Tribunal de commerce de commerce de Montpellier, le 10 novembre 2025, n°2024011531

Tribunal judiciaire, statuant en premier ressort, rend un jugement en matière contractuelle suite à un litige entre une société prestataire de services informatiques et son client, une étude notariale. La décision tranche des demandes portant sur le paiement d’intérêts, de frais de recouvrement, de pénalités de retard et sur le remboursement d’abonnements logiciels. Elle rejette la demande de pénalités de retard et la demande en remboursement du client, tout en accordant des intérêts moratoires et une indemnité au titre de l’article 700 du code de procédure civile.

La consécration du principe de l’effet obligatoire du contrat et ses limites

Le tribunal fonde sa décision sur l’article 1103 du code civil, rappelant que « les contrats légalement formés tiennent lieu de loi à ceux qui les ont faits ». Ce principe commande l’exécution des obligations nées de la convention signée le 27 janvier 2021. L’autorité de la chose convenue justifie ainsi le rejet de la demande en remboursement d’abonnement, le contrat définissant clairement la prestation due. Le juge interprète strictement les termes du document contractuel pour déterminer les engagements réciproques. La portée de ce principe est cependant immédiatement nuancée par le respect des conditions de formation du contrat.

L’exigence d’un accord certain sur les clauses modificatives s’impose ainsi. Le tribunal écarte la demande de pénalités de retard car la clause les instituant n’était pas connue du client lors de la conclusion du contrat. Cette mention, apparue seulement sur une facture ultérieure, ne lui a pas été portée à connaissance lors de l’accord initial. La solution affirme qu’une condition générale modifiant substantiellement les obligations ne peut être imposée unilatéralement après la formation du contrat. Cette analyse rejoint la solution d’une cour d’appel qui a jugé qu’une modification unilatérale de la méthode de livraison, non portée à la connaissance du cocontractant, ne pouvait produire effet. « Il ressort toutefois des courriels échangés entre les parties en septembre 2022 qu’à compter du premier semestre 2022, la société Guisnel a décidé de manière unilatérale, de modifier la méthode de livraison en augmentant le nombre de palettes supplémentaires pour les envois sans solliciter l’accord de la société UDIFE ni même l’en informer » (Cour d’appel de appel de Rennes, le 11 février 2025, n°24/00116). La décision commentée étend cette logique aux clauses pénales introduites postérieurement.

La mise en œuvre des sanctions de l’inexécution et la répartition des frais de procédure

Le juge opère une distinction nette entre les différentes sanctions de l’inexécution. Les intérêts de retard et l’indemnité forfaitaire pour frais de recouvrement sont accordés. Leur octroi est justifié par le défaut de paiement des factures à leur échéance, le client n’ayant réglé qu’après l’assignation. Le point de départ des intérêts est fixé à la date de la mise en demeure, conformément au droit commun des obligations. En revanche, les pénalités de retard, qui constitueraient une sanction plus lourde, sont refusées en l’absence d’acceptation préalable de la clause les prévoyant. Cette différenciation assure une réponse graduée et proportionnée au manquement contractuel.
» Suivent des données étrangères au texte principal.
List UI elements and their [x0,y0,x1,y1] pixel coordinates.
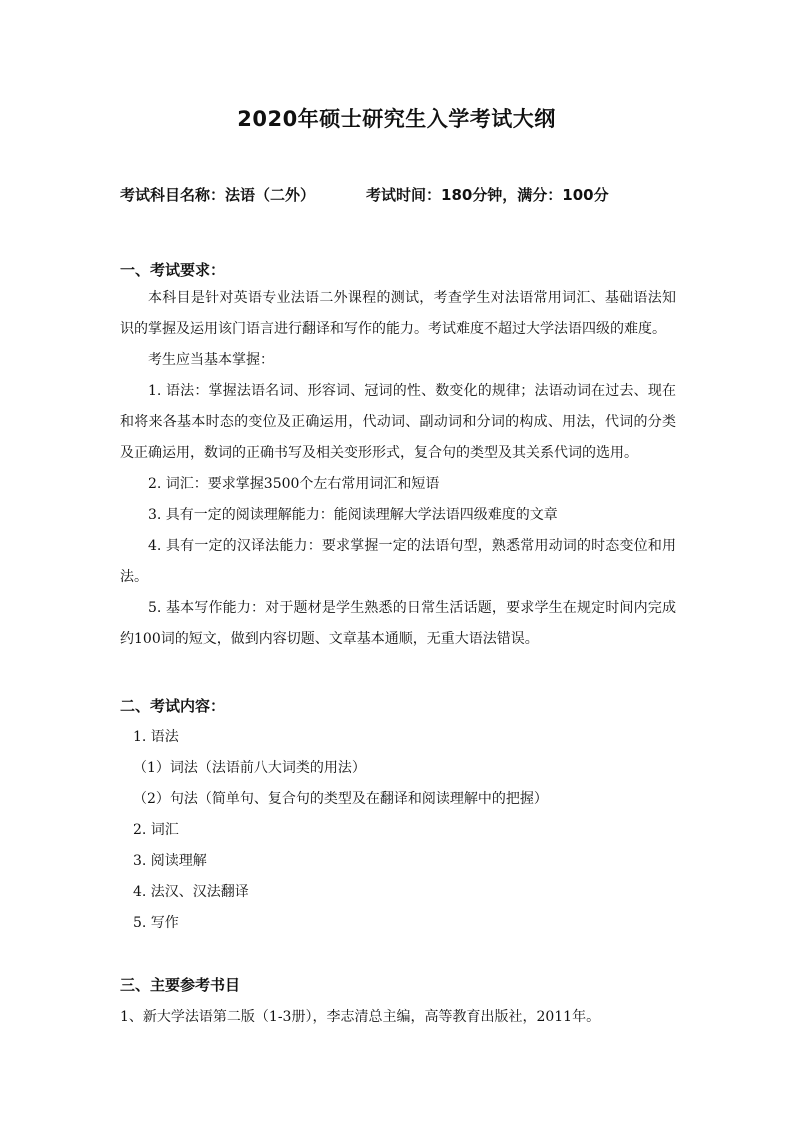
content-item-writing: 5. 写作 [133,915,179,931]
section-heading-references: 三、主要参考书目 [120,976,241,994]
content-item-reading: 3. 阅读理解 [133,853,207,869]
document-title: 2020年硕士研究生入学考试大纲 [237,107,556,131]
content-subitem-morphology: （1）词法（法语前八大词类的用法） [133,760,366,776]
requirement-item-translation: 4. 具有一定的汉译法能力：要求掌握一定的法语句型，熟悉常用动词的时态变位和用法。 [120,538,676,585]
content-item-vocabulary: 2. 词汇 [133,822,179,838]
requirements-intro-paragraph: 本科目是针对英语专业法语二外课程的测试，考查学生对法语常用词汇、基础语法知识的掌握及运用该门语言进行翻译和写作的能力。考试难度不超过大学法语四级的难度。 [120,290,676,337]
content-item-grammar: 1. 语法 [133,729,179,745]
content-subitem-syntax: （2）句法（简单句、复合句的类型及在翻译和阅读理解中的把握） [133,791,548,807]
requirement-item-grammar: 1. 语法：掌握法语名词、形容词、冠词的性、数变化的规律；法语动词在过去、现在和将来各基本时态的变位及正确运用，代动词、副动词和分词的构成、用法，代词的分类及正确运用，数词的正确书写及相关变形形式，复合句的类型及其关系代词的选用。 [120,383,676,461]
requirement-item-reading: 3. 具有一定的阅读理解能力：能阅读理解大学法语四级难度的文章 [148,507,558,523]
requirement-item-vocabulary: 2. 词汇：要求掌握3500个左右常用词汇和短语 [148,476,440,492]
exam-meta-row [120,184,609,205]
section-heading-requirements: 一、考试要求： [120,261,226,279]
subject-label: 考试科目名称：法语（二外） [120,186,316,204]
section-heading-content: 二、考试内容： [120,697,226,715]
content-item-translation: 4. 法汉、汉法翻译 [133,884,249,900]
exam-time-label: 考试时间：180分钟，满分：100分 [366,186,609,204]
requirement-item-writing: 5. 基本写作能力：对于题材是学生熟悉的日常生活话题，要求学生在规定时间内完成约100词的短文，做到内容切题、文章基本通顺，无重大语法错误。 [120,600,676,647]
requirements-lead: 考生应当基本掌握： [148,352,274,368]
reference-item: 1、新大学法语第二版（1-3册），李志清总主编，高等教育出版社，2011年。 [120,1009,601,1025]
La décision procède enfin à une allocation équilibrée des frais de l’instance. Le client, partie succombante, est condamné aux dépens et à une somme au titre de l’article 700 du code de procédure civile. Le tribunal estime que la société prestataire a dû engager des frais non compris dans les dépens pour faire valoir ses droits. Cette condamnation vise à compenser partiellement les frais exposés, sans pour autant les indemniser intégralement. Elle relève du pouvoir souverain d’appréciation des juges du fond pour prévenir une inéquité dans la charge financière du procès. Cette approche contribue à un accès effectif à la justice pour la partie qui obtient gain de cause.

Source : Cour de cassation – Base Open Data « Judilibre » & « Légifrance ».